There was clearly a disturbance of the forces acting to move the continents about 80 million years ago.
On the 250mya base map above, Eurasia can be seen to very nearly reverse field, and set a course that rotates continuously to its current position.
North America made about an 80 degree change of course to the west.
South America was the least affected, but changed course modestly. Africa ceased drifting eastward and headed north.
Above is the 80mya base map with the 80 to 70mya ocean floor extrusion. Even at 80mya one begins to appreciate the difficulty caused by missing ocean floor. There really does not seem to be anything extraordinary going on here.
The south polar 80mya view tells a different story.

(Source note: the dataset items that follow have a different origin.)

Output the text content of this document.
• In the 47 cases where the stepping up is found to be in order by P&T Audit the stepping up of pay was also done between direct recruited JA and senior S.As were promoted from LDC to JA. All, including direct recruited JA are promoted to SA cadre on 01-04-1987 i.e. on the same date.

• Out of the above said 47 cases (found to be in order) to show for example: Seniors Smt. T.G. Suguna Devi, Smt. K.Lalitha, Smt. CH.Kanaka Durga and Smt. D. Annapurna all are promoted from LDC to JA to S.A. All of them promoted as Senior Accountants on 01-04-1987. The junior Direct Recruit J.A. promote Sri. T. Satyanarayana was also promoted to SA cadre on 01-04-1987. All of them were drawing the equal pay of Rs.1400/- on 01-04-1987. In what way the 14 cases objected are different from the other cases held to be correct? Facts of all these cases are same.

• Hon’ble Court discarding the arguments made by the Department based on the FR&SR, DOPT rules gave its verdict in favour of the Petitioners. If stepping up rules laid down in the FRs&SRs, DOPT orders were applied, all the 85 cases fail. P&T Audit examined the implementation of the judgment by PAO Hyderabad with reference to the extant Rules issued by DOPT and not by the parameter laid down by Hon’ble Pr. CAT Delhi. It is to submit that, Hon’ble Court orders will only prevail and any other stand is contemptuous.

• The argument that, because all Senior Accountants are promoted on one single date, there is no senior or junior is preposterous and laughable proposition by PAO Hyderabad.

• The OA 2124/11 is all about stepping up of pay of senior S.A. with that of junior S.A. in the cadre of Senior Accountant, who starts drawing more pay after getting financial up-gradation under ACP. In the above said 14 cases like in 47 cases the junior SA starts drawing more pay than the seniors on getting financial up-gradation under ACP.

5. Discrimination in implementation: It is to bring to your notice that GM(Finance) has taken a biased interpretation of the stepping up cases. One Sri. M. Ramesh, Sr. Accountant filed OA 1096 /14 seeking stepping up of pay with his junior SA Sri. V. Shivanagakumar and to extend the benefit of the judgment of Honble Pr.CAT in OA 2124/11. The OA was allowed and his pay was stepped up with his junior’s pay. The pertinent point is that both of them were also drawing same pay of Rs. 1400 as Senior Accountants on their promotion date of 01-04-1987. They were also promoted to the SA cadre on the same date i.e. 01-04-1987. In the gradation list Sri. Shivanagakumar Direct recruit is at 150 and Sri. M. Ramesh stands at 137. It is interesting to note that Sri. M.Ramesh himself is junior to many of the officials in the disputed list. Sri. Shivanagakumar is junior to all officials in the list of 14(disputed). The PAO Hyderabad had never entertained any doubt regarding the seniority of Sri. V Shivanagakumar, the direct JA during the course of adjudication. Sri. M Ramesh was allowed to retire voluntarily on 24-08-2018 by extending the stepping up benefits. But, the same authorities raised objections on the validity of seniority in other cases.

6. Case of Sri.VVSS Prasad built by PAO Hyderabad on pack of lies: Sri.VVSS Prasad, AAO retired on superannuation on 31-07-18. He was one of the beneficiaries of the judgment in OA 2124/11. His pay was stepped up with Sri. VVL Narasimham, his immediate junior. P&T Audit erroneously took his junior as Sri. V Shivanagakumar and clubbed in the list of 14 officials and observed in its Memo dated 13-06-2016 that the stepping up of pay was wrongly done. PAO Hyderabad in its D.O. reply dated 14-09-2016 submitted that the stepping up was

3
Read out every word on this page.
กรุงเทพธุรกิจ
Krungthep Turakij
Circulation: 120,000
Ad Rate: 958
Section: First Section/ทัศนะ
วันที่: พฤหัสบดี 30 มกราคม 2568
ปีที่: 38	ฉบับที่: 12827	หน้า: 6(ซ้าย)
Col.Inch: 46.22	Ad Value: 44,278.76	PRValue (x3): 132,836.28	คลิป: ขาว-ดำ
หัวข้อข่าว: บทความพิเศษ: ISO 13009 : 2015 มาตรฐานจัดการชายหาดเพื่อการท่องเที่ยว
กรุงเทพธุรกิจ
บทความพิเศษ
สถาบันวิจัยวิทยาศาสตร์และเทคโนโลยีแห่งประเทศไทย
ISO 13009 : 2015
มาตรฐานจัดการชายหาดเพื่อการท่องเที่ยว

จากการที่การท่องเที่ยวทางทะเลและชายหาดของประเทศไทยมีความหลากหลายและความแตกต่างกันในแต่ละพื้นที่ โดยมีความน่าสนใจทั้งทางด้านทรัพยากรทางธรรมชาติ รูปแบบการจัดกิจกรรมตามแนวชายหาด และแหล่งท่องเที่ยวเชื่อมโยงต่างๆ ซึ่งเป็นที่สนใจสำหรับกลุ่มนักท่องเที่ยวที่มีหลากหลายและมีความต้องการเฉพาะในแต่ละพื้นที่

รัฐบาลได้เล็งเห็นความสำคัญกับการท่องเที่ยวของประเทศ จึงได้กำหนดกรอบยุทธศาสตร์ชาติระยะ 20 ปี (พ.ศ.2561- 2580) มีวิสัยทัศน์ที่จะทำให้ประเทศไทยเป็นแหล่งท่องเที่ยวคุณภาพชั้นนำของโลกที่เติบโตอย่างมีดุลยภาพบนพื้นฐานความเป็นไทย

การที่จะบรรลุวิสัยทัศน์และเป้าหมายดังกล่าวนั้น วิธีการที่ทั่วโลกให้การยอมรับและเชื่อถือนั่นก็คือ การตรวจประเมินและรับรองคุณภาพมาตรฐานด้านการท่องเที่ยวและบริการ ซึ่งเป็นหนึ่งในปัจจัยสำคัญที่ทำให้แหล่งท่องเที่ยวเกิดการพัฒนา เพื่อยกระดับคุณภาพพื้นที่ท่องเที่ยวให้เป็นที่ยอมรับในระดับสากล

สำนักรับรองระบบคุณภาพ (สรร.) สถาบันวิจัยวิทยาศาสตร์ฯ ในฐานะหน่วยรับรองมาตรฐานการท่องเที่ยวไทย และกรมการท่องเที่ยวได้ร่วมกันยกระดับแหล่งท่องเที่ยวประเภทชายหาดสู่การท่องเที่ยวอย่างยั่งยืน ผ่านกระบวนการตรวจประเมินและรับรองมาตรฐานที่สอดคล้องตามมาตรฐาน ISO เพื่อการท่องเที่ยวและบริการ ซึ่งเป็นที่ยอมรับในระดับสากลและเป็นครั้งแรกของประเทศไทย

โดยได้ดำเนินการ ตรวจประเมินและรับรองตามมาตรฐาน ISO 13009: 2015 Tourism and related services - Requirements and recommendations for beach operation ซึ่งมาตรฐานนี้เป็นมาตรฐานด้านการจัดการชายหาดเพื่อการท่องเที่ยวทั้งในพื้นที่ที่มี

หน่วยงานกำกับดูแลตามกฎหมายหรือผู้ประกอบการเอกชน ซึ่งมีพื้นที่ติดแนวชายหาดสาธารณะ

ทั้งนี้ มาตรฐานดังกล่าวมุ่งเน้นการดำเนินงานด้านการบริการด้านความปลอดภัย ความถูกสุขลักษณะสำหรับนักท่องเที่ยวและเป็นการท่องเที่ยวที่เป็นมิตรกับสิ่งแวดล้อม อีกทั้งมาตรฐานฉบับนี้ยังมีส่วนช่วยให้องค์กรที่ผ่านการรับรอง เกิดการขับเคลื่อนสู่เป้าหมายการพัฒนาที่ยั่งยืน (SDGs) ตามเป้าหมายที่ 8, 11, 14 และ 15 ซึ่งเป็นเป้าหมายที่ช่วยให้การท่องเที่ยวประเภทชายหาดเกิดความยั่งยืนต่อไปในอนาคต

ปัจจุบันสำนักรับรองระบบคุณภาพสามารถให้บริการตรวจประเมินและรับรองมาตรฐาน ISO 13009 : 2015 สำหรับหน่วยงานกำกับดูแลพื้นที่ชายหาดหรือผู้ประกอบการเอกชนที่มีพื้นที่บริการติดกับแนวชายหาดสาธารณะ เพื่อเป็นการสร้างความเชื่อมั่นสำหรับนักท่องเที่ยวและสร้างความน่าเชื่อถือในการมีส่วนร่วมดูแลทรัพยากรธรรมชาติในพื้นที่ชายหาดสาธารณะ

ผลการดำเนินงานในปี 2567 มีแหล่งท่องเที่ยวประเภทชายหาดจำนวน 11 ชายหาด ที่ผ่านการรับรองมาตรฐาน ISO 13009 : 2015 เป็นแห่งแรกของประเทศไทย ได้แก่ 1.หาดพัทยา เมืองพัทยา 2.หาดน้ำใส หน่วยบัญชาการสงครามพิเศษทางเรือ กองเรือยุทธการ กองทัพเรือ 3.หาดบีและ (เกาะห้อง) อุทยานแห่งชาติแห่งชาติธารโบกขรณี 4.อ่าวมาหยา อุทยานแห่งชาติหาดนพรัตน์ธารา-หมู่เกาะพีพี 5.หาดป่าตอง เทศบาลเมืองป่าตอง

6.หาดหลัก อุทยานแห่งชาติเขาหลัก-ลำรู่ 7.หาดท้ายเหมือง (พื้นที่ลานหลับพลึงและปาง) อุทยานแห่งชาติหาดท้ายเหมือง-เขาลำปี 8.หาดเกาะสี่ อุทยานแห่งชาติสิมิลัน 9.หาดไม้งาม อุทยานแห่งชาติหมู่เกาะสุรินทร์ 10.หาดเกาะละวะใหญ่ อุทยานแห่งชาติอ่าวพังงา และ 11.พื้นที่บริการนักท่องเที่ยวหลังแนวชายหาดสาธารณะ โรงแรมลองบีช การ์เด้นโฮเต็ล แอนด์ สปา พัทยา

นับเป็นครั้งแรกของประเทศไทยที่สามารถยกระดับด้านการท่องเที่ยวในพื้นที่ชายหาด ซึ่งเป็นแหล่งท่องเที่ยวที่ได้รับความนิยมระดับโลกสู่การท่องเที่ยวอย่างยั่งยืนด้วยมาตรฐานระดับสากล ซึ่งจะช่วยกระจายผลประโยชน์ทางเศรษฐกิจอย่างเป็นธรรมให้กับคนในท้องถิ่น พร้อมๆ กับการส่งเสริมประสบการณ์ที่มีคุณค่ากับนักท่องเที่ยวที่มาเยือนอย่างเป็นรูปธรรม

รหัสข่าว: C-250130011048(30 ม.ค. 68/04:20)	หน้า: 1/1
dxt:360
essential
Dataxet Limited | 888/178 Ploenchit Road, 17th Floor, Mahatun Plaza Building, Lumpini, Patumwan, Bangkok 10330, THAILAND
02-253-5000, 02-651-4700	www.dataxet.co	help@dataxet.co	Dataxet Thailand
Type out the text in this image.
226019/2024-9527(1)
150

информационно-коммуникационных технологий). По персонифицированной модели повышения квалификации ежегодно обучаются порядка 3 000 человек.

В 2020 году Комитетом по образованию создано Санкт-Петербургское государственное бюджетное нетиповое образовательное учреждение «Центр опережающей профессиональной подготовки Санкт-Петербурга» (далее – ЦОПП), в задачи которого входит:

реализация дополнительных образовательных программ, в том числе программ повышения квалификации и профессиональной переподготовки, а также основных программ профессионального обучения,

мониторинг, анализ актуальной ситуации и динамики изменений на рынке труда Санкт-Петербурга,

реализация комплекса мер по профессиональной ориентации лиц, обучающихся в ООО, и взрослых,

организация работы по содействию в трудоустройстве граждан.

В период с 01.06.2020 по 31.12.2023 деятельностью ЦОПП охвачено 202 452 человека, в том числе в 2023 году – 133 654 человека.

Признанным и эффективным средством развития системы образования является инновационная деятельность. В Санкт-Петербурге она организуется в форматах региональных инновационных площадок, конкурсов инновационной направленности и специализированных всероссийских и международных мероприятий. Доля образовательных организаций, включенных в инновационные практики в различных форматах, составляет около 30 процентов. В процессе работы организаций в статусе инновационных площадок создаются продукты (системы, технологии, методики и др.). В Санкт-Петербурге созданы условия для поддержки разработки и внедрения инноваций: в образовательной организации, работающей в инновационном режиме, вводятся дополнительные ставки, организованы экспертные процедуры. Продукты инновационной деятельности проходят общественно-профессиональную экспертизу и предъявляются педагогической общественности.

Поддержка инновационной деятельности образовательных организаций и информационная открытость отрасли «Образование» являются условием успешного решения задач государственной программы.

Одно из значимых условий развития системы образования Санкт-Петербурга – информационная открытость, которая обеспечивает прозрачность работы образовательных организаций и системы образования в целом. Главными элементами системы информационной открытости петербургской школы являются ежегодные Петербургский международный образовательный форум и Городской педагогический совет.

The map has been simplified to mere suggestions of the continental shelves to focus on the relation between the ocean spreading and the relevant points. At this scale the blue 70mya Antarctica points are barely visible below and to the right of the red and green 80mya marker. Australia drifted somewhat more down and to the right 80 to 70mya as the separation of the two continents begins.
There is a lot of southern hemisphere and South Polar spreading. India launched about 120mya and its astonishing trajectory is aided by nearly 600 kilometers of spreading between India and Antarctica.
Ridge jumping is a murky concept in tectonics as the discipline has been fixated on the notion of plates. Ridges define plates, and it is very inconvenient when they jump, since real estate formerly on one plate gets transferred to another; or entirely new plates are created. We have zoomed in above and it is easier to see the 70mya Antarctica points behind the 80mya marker. The green is the 90 to 80mya seafloor production, and the red is the 80 to 70.
In a sense, the Pacific ridge has been “jumping” continuously since its inception about 175mya as it moved away from the Pacific Triangle. It continued this habit from 80 to 70mya, except at the very bottom of the image we can see a secondary jump to the other side of the 90 to 80mya ocean floor. We believe this “double” extrusion is the hallmark of the 80mya inflection.
Well behaved ridges extrude into and separate symmetrical bands of older ocean floor. On the 80mya globe this did not happen much. Ridges either jumped to offset or doubled to enclose older ocean floor.